The theories behind the rocker design might not pan out in practice. Several studies have indicated that rocker bottom shoes have no greater benefit during exercise than other types of shoes. Even the toning effects are not permanent, as the muscles in your legs would quickly adapt as soon as you stopped wearing the toning shoes.

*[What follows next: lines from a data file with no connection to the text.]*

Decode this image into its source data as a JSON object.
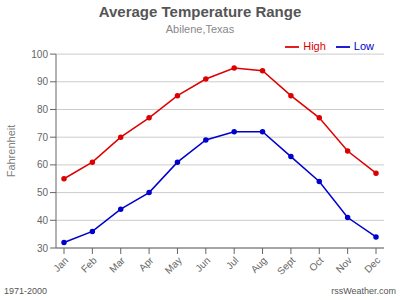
{
  "chart_data": {
    "type": "line",
    "title": "Average Temperature Range",
    "subtitle": "Abilene,Texas",
    "y_label": "Fahrenheit",
    "categories": [
      "Jan",
      "Feb",
      "Mar",
      "Apr",
      "May",
      "Jun",
      "Jul",
      "Aug",
      "Sept",
      "Oct",
      "Nov",
      "Dec"
    ],
    "series": [
      {
        "name": "High",
        "color": "#dd0000",
        "marker": "circle",
        "values": [
          55,
          61,
          70,
          77,
          85,
          91,
          95,
          94,
          85,
          77,
          65,
          57
        ]
      },
      {
        "name": "Low",
        "color": "#0000cc",
        "marker": "circle",
        "values": [
          32,
          36,
          44,
          50,
          61,
          69,
          72,
          72,
          63,
          54,
          41,
          34
        ]
      }
    ],
    "ylim": [
      30,
      100
    ],
    "yticks": [
      30,
      40,
      50,
      60,
      70,
      80,
      90,
      100
    ],
    "grid": true,
    "legend": "upper right",
    "annotations": [
      "1971-2000",
      "rssWeather.com"
    ]
  }
}
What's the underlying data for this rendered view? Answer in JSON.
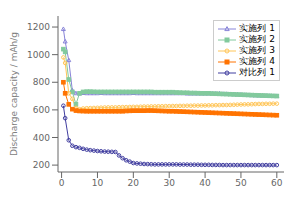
{
  "chart_data": {
    "type": "line",
    "ylabel": "Discharge capacity / mAh/g",
    "xlim": [
      -1,
      62
    ],
    "xticks": [
      0,
      10,
      20,
      30,
      40,
      50,
      60
    ],
    "ylim": [
      150,
      1280
    ],
    "yticks": [
      200,
      400,
      600,
      800,
      1000,
      1200
    ],
    "grid": false,
    "legend": "upper right",
    "x": [
      0.5,
      1,
      2,
      3,
      4,
      5,
      6,
      7,
      8,
      9,
      10,
      11,
      12,
      13,
      14,
      15,
      16,
      17,
      18,
      19,
      20,
      21,
      22,
      23,
      24,
      25,
      26,
      27,
      28,
      29,
      30,
      31,
      32,
      33,
      34,
      35,
      36,
      37,
      38,
      39,
      40,
      41,
      42,
      43,
      44,
      45,
      46,
      47,
      48,
      49,
      50,
      51,
      52,
      53,
      54,
      55,
      56,
      57,
      58,
      59,
      60
    ],
    "series": [
      {
        "name": "实施列 1",
        "marker": "triangle",
        "values": [
          1185,
          1095,
          960,
          740,
          720,
          718,
          722,
          720,
          720,
          720,
          720,
          722,
          720,
          720,
          720,
          720,
          720,
          720,
          720,
          720,
          722,
          720,
          720,
          720,
          720,
          720,
          720,
          720,
          720,
          720,
          720,
          720,
          720,
          720,
          720,
          718,
          718,
          718,
          718,
          718,
          718,
          718,
          718,
          718,
          718,
          715,
          715,
          714,
          713,
          712,
          710,
          708,
          707,
          706,
          705,
          704,
          703,
          702,
          701,
          700,
          700
        ]
      },
      {
        "name": "实施列 2",
        "marker": "square",
        "values": [
          1040,
          1020,
          820,
          730,
          640,
          720,
          730,
          732,
          732,
          731,
          730,
          730,
          730,
          730,
          730,
          730,
          730,
          730,
          730,
          730,
          730,
          730,
          730,
          730,
          730,
          730,
          728,
          728,
          728,
          728,
          728,
          728,
          726,
          725,
          724,
          724,
          722,
          722,
          721,
          720,
          720,
          720,
          718,
          717,
          716,
          715,
          714,
          713,
          712,
          711,
          710,
          709,
          708,
          707,
          706,
          705,
          704,
          703,
          702,
          701,
          700
        ]
      },
      {
        "name": "实施列 3",
        "marker": "circle",
        "values": [
          980,
          940,
          720,
          680,
          615,
          605,
          610,
          612,
          613,
          614,
          615,
          616,
          617,
          618,
          618,
          618,
          619,
          620,
          620,
          621,
          622,
          622,
          623,
          624,
          624,
          625,
          625,
          626,
          626,
          627,
          627,
          628,
          628,
          629,
          629,
          630,
          630,
          631,
          631,
          632,
          632,
          633,
          633,
          634,
          634,
          635,
          635,
          636,
          637,
          638,
          639,
          640,
          640,
          641,
          642,
          643,
          643,
          644,
          644,
          645,
          645
        ]
      },
      {
        "name": "实施列 4",
        "marker": "square",
        "values": [
          800,
          720,
          640,
          605,
          595,
          592,
          591,
          590,
          590,
          590,
          590,
          590,
          590,
          590,
          590,
          590,
          590,
          590,
          592,
          593,
          594,
          594,
          594,
          594,
          595,
          595,
          594,
          593,
          592,
          591,
          590,
          590,
          589,
          588,
          587,
          586,
          585,
          584,
          583,
          582,
          581,
          580,
          579,
          578,
          577,
          576,
          575,
          574,
          573,
          572,
          571,
          570,
          569,
          568,
          567,
          566,
          565,
          564,
          563,
          562,
          561
        ]
      },
      {
        "name": "对比列 1",
        "marker": "circle",
        "values": [
          630,
          540,
          380,
          340,
          330,
          325,
          318,
          312,
          308,
          305,
          302,
          300,
          298,
          297,
          296,
          295,
          270,
          250,
          235,
          225,
          215,
          212,
          210,
          208,
          207,
          206,
          205,
          205,
          205,
          205,
          205,
          205,
          205,
          204,
          204,
          204,
          203,
          203,
          203,
          202,
          202,
          202,
          201,
          201,
          201,
          200,
          200,
          200,
          200,
          200,
          200,
          200,
          200,
          200,
          200,
          200,
          200,
          200,
          200,
          200,
          200
        ]
      }
    ]
  }
}
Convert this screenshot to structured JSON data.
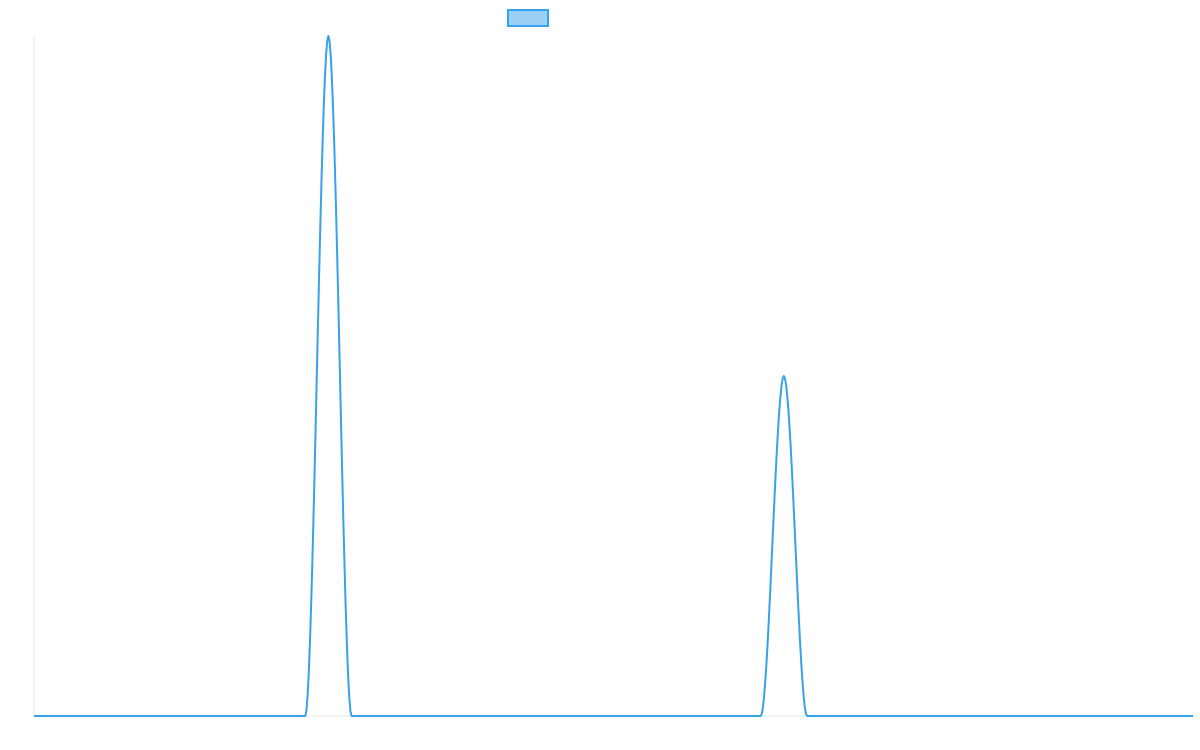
{
  "chart_data": {
    "type": "line",
    "title": "",
    "xlabel": "",
    "ylabel": "",
    "legend": {
      "placement": "top-center",
      "entries": [
        {
          "label": ""
        }
      ]
    },
    "grid": false,
    "xlim": [
      0,
      1000
    ],
    "ylim": [
      0,
      100
    ],
    "series": [
      {
        "color": "#36A2EB",
        "fill_color": "#9AD0F5",
        "peaks": [
          {
            "center": 254,
            "height": 100,
            "half_width": 20
          },
          {
            "center": 647,
            "height": 50,
            "half_width": 20
          }
        ],
        "baseline": 0
      }
    ]
  }
}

Rocker bottom shoes have been known to alleviate some strains and aches, and should be commended for that. However, they shouldn’t be considered a shortcut to toning muscle and burning fat, and neither should any other miracle apparel. The secret to a fit body isn’t that much of a secret: a healthy diet and regular exercise.
1. Fat-free food
Ah, “fat-free”. The golden standard of diet products. No mass-produced food could call itself healthy without a fat-free emblem on its packaging. The premise is simple: the food doesn’t have any fat, so you won’t gain any fat. If only life were that simple.
Unfortunately, the fat that was removed from the food’s recipe is often replaced with fillers like sugar or flour. This results in a minimal drop in food calories, at best, since fat isn’t much richer in calories than carbs or proteins. Since calories are the same regardless of their source, and excess calories are stored as fat either way, you can still gain fat by eating fat-free foods.
Instead of looking for that “fat-free” label, check the nutrition facts for the calorie count and overall nutritional balance. Make sure you’re getting a sufficient amount of fat, protein, and carbohydrates in your diet, and that you aren’t exceeding the daily calorie intake that your doctor recommends.